Dr. Pedroso salienta que quando o dependente químico está na rua, há uma série de fatores relacionados que geram problemas sociais, como a mendicância, a possibilidade de violência e a criminalidade.

“Hoje, milhares desses doentes se aglomeram nas chamadas ‘cracolândias’, presentes em toda grande cidade brasileira, expondo-se ao risco das ruas, ameaçando a integridade das outras pessoas, pois acabam cometendo crimes para sustentar o vício. Eles também depreciam o espaço público e quebram o decoro social, imprescindível para uma comunidade sadia. A internação não faz milagres, mas, para dependentes em situação de rua, ela é uma medida para preservar a vida, promover a desintoxicação, a adesão ao tratamento, e estabelecer uma estratégia de reabilitação e prevenção de recaídas”, finaliza.
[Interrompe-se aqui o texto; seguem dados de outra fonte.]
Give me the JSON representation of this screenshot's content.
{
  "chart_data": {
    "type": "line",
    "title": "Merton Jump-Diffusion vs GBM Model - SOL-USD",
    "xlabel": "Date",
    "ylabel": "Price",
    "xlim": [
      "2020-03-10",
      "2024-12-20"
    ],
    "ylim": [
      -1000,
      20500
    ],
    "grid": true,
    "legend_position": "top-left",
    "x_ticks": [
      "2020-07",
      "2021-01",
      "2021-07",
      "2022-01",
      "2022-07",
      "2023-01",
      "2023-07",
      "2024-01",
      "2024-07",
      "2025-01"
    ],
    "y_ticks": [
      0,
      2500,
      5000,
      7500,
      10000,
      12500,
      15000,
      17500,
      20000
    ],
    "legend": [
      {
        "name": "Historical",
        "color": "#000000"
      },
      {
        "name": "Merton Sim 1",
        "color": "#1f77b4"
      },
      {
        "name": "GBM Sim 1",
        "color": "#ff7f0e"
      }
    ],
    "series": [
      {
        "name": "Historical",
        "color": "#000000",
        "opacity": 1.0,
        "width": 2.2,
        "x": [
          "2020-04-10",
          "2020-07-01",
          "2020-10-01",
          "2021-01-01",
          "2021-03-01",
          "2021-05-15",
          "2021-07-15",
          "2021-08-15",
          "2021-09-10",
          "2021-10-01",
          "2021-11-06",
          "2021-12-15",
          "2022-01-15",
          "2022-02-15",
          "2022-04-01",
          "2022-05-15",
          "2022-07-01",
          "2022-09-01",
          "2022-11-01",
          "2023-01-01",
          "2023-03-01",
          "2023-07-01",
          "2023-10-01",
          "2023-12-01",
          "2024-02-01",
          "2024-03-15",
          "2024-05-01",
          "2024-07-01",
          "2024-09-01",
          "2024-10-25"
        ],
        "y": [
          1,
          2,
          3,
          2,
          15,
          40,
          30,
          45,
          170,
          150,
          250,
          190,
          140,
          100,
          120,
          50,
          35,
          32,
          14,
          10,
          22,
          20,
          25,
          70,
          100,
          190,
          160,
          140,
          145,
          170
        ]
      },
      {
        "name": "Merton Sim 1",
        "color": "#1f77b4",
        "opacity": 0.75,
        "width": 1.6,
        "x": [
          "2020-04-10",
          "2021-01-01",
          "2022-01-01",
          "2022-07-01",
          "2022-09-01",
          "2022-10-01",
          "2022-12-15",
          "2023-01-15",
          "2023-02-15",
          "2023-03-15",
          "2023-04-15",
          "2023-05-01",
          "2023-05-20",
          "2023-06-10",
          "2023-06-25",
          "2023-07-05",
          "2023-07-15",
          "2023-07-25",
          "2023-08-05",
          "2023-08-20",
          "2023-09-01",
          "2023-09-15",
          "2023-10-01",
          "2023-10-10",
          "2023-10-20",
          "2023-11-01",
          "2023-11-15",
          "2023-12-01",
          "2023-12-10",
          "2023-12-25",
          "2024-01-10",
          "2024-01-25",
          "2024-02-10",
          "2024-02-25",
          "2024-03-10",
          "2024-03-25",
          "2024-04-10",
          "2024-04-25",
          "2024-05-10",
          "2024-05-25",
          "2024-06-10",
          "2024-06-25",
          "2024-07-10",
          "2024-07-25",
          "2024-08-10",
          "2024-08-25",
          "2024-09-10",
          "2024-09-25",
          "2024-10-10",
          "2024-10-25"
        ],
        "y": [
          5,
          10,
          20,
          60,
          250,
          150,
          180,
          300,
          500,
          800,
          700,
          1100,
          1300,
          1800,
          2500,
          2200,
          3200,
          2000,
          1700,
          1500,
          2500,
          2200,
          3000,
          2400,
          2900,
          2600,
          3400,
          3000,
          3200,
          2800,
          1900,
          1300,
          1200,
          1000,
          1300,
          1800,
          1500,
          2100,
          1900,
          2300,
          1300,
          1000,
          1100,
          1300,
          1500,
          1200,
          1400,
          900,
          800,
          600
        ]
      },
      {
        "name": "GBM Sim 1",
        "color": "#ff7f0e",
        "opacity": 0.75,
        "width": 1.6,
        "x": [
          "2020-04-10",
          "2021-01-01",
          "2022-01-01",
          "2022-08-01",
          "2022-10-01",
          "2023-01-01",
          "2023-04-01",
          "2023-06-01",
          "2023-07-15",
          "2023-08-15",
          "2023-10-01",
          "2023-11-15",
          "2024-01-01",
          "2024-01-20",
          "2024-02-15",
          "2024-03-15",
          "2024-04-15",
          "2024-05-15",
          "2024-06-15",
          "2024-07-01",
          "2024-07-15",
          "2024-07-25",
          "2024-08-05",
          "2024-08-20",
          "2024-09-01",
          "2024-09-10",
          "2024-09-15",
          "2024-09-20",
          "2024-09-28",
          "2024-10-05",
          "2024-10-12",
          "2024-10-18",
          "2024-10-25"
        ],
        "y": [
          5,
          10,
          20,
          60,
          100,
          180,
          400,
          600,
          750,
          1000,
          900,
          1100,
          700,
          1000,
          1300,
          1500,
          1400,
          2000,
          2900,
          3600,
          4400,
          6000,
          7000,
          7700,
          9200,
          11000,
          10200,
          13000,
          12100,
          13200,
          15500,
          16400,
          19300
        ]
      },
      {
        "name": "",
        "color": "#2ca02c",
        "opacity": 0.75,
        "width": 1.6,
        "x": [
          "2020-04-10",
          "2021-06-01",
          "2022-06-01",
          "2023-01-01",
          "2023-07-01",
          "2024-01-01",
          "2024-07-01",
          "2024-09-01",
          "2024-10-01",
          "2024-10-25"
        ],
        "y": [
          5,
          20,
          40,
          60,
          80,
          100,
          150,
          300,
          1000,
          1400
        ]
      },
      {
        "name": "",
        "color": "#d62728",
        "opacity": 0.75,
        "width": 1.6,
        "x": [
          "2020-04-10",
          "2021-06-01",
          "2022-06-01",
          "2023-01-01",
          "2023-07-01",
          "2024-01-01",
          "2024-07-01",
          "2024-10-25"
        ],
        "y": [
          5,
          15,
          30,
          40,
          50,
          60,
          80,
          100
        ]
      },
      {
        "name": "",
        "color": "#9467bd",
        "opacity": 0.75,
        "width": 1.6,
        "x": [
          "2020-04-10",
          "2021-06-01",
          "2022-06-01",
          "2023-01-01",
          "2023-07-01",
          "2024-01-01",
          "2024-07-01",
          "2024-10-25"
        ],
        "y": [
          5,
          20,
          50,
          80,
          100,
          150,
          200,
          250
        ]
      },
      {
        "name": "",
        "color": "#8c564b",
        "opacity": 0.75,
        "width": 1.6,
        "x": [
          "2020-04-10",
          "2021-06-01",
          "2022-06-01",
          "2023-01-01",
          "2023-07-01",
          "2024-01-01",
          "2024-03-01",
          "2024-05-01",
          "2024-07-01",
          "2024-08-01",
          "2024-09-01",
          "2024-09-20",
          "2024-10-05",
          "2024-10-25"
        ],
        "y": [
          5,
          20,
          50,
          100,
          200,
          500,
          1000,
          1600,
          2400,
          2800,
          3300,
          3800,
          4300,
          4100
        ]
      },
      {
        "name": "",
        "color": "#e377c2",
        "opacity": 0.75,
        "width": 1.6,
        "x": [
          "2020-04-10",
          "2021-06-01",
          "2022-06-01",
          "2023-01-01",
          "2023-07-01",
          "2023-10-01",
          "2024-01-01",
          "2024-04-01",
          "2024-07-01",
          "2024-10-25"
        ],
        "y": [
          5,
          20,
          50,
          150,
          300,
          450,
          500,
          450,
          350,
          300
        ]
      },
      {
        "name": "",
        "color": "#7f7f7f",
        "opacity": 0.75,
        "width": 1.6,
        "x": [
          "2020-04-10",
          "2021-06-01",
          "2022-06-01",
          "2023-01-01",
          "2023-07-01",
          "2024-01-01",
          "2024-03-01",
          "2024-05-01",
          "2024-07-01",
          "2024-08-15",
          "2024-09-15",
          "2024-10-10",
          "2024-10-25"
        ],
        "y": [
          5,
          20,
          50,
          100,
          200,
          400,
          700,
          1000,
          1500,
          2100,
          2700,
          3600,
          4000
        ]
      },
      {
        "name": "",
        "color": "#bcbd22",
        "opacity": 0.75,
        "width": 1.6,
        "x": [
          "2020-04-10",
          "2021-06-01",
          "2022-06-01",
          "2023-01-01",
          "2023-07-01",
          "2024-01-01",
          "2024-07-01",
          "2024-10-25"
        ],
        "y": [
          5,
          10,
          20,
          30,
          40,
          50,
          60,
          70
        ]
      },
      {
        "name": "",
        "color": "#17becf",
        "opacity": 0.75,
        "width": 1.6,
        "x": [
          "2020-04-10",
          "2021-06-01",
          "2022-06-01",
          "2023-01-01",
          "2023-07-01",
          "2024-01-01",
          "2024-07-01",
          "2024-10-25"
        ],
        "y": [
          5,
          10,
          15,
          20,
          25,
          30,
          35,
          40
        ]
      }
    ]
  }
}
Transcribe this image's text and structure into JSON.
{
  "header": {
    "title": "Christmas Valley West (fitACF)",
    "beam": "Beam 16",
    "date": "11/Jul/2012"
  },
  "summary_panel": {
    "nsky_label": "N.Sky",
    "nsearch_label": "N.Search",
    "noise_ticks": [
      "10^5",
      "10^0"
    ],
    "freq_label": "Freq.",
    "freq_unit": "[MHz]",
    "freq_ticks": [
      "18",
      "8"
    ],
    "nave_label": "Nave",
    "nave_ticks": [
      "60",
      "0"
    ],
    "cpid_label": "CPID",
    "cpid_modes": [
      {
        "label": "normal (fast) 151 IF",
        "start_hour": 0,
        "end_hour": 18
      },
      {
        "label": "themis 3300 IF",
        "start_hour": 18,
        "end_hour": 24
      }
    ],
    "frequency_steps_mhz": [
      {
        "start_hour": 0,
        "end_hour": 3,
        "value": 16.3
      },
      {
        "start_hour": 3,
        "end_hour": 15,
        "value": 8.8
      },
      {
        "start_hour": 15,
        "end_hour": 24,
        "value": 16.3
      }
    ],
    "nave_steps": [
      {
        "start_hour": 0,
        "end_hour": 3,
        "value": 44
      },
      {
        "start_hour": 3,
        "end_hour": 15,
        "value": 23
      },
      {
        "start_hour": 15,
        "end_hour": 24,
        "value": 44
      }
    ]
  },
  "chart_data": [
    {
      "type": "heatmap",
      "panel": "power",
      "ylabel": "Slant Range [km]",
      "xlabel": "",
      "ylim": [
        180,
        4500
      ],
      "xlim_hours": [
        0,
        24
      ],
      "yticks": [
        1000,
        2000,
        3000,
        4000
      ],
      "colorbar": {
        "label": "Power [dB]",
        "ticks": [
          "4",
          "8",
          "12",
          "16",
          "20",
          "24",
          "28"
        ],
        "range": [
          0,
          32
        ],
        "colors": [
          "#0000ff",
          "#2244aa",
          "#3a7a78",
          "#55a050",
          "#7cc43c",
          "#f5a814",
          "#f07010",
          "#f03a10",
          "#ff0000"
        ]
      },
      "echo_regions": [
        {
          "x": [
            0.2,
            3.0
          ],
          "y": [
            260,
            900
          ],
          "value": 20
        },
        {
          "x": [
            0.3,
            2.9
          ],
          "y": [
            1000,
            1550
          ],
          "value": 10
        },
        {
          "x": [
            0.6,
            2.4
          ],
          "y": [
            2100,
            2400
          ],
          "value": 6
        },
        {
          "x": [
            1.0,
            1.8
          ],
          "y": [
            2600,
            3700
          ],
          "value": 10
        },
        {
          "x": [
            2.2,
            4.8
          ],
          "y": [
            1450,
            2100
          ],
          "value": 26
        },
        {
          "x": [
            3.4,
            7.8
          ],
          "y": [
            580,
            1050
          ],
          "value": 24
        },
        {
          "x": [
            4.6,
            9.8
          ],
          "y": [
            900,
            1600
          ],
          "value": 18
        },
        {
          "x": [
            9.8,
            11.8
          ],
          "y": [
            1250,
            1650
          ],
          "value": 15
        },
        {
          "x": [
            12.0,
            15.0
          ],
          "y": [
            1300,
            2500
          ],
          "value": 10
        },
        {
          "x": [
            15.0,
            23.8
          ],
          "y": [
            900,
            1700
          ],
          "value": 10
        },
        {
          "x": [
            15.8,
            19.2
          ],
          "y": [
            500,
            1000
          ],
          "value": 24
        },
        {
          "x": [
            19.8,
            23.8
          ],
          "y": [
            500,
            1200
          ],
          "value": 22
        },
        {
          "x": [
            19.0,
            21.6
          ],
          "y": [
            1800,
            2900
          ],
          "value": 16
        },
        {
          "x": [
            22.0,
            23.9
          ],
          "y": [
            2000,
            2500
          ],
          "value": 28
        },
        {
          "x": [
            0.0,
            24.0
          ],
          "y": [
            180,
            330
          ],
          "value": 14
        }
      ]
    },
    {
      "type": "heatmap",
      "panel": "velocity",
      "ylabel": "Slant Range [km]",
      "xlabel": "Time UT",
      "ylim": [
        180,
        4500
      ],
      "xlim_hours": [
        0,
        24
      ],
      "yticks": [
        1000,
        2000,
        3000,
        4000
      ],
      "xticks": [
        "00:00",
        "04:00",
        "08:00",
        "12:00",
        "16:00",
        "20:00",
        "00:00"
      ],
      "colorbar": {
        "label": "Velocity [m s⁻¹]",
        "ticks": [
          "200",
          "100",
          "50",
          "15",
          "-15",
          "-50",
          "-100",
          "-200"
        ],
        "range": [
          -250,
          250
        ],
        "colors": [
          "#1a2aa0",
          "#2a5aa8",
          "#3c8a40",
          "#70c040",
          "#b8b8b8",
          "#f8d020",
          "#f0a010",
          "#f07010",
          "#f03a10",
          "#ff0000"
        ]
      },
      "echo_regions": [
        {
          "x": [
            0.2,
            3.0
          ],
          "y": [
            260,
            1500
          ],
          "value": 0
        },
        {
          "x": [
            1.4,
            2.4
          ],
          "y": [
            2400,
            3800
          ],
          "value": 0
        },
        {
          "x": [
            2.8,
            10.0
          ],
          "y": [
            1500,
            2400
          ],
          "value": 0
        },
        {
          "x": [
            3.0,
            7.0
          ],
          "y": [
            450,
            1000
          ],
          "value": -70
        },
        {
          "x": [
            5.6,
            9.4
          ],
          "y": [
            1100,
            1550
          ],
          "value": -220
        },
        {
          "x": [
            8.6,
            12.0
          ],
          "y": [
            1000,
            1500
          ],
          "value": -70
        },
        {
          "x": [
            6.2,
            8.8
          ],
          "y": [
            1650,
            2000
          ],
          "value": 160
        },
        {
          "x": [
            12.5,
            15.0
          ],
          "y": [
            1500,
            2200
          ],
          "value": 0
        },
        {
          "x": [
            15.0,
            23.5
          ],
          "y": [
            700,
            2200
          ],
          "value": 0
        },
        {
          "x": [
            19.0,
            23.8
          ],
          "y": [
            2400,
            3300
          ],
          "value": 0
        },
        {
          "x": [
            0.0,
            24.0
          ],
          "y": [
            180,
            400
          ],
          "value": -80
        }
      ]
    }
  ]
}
O que prevê a nova lei federal

Com a nova lei, a internação poderá ser solicitada por familiar ou responsável legal, servidora(or) público da área de Saúde, de Assistência Social ou de órgãos públicos integrantes do Sistema Nacional de Políticas Públicas sobre Drogas (Sisnad) e será formalizada por decisão médica. Antes, a internação sem o consentimento do paciente só era realizada após o pedido da família, com o aval de um médico, ou com autorização da Justiça. Além de endurecer a política nacional antidrogas, a lei fortalece as comunidades terapêuticas, instituições normalmente ligadas a organizações religiosas.

  • internação involuntária só poderá ser feita em unidades de saúde e hospitais gerais;
  • A internação voluntária dependerá do aval de um médico responsável e terá prazo máximo de 90 dias, tempo considerado necessário à desintoxicação;
  • A solicitação para que o dependente seja internado poderá ser feita pela família ou pelo responsável legal. Não havendo nenhum dos dois, o pedido pode ser feito por um servidor da área da saúde, assistência social ou de órgãos integrantes do Sistema Nacional de Políticas Públicas sobre Drogas (Sisnad), exceto da segurança pública.

A norma estabelecida no Rio é voltada para usuários de drogas que não apresentem controle físico e psíquico e para moradores de rua, incluindo atividades de prevenção ao uso de drogas. A internação para populações vulneráveis está prevista nos casos de recusa injustificada ou de impossibilidade de a pessoa abordada discernir sobre a sua condução para o cadastramento. Nas internações involuntárias, médicos aptos a fazer a recomendação devem ser disponibilizados pela Secretaria Municipal de Saúde.